Devlet ihalelerinin iş adamları yönetimde

Tesislerine paralel olarak hedeflerini de büyüten Kasımpaşaspor, bu amaçla 2012’de köklü bir değişime gitti. Kulüp, sahip olduğu medya kuruluşlarının AKP hükümeti yanlısı yayınlarından ötürü “yandaş” diye anılan ve bir çok devlet ihalesini alan bir basın patronu da olan iş adamı Turgay Ciner tarafından satın alındı. Eski başkan Hilmi Öksüz’ün başkan vekili olarak görev aldığı kulübün başkanı ise iş adamı Zafer Yıldırım oldu. Orjin Grup adlı holdingin sahibi olan Yıldırım, devlet ihalelerinin bir başka gediklisi medya patronlarından olan Ayhan Şahenk’e ait Doğuş Grubuyla da İstinye Park’ın ortaklarından birisi. Türkiye Futbol Federasyonu ve Beşiktaş yönetim kurulunda da görev yapan Yıldırım, Fahrelnisa Zeid‘in “Atom ve Bitkisel Yaşam Arasında” isimli tablosuna yaklaşık 3 milyon dolar ödemişti. Kasımpaşa yönetim kurulundaki bir diğer Beşiktaşlı ise iş adamı İhsan Kalkavan’dı. Denizcilik, turizm, sağlık ve finans sektörlerinde faaliyet gösteren Kalkavan, son dönemde adı sıkça anılan Fetullah Gülen ile olan yakın ilişkileri ve cemaatin finans kuruluşlarından Asya Finans’ın kurucusu olarak biliniyor.

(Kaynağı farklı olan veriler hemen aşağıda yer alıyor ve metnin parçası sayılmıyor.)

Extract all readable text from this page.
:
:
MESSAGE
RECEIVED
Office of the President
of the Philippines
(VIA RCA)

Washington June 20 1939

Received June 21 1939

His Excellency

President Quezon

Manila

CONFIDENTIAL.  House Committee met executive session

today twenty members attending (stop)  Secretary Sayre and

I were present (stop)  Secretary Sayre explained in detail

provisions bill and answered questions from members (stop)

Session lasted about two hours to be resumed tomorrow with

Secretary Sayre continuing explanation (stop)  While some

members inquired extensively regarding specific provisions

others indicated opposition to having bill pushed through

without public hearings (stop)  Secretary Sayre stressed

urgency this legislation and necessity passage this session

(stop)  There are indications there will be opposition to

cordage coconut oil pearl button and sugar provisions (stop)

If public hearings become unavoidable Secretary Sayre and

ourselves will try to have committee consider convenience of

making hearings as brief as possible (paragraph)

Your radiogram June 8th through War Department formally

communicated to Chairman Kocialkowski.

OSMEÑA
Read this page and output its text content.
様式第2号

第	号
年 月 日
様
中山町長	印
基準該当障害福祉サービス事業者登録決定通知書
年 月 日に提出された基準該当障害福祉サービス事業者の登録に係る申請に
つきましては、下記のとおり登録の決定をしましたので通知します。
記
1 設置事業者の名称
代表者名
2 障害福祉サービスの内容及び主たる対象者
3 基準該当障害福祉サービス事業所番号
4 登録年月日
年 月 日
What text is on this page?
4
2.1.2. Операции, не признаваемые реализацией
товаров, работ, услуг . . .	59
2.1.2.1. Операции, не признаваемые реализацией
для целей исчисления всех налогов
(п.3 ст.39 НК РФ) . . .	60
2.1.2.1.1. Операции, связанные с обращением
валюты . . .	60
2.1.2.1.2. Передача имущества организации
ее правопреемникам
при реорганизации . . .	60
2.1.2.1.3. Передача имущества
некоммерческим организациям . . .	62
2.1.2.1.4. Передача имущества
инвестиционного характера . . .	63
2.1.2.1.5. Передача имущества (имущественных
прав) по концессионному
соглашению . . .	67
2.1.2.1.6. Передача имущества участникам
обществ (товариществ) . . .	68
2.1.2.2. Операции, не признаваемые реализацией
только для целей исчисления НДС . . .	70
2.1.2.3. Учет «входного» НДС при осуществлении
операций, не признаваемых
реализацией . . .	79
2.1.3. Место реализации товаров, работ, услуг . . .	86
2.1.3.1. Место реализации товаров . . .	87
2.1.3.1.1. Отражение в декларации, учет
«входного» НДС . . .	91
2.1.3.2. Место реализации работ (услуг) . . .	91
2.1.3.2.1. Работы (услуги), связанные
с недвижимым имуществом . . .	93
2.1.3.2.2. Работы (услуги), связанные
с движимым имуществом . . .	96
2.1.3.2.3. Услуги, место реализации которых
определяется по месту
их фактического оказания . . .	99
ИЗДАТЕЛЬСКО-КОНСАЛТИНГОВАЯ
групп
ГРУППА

Beşiktaş sevgisiyle bilinen turizm ve deniz taşımacılığı alanında faaliyet gösteren Palmali Grup’un sahibi Azeri iş adamı Mübariz Mansimov Gurbanoğlu da Kasımpaşa Spor yönetim kurulunun önemli isimlerinden. Kulüp yönetimindeki bir diğer isim ise yine iş adamı olan ve Başbakan Erdoğan’a en yakın isimlerden biri olarak tanınan Mehmet Fatih Saraç. Başbakanın eski danışmanı Cüneyt Zapsu ile  birlikte Birleşik Mağazalar A.Ş’nin (BİM) kurucu üyesi olan Saraç bir yıl kadar önce de Ciner Yayın Holding’e de üst düzey yönetici olarak atandı. Medya koridorlarında sıklıkla dile getirilen bir iddiaya göre Saraç’ın, Ciner Medya Grubundaki yöneticilik görevine bizzat Başbakan Erdoğan’ın “ricasıyla”  atandığı konuşuluyor. Saraç’ın, yönetici olduğu yayın grubunun sahibi Turgay Ciner’le de kısa sürede İstanbul’da 200 şube birden açan UCZ Mağazacılık Ticaret A.Ş.’de de ortaklığı bulunuyor. Saraç’ın bir diğer özelliği ise Birleşmiş Milletler Güvenlik Konseyi’nin terörü finanse edenler listesinde 39.sırada yer alan Yasin El Kadı’nın Türkiye’deki finans işlerini yönetmiş olması.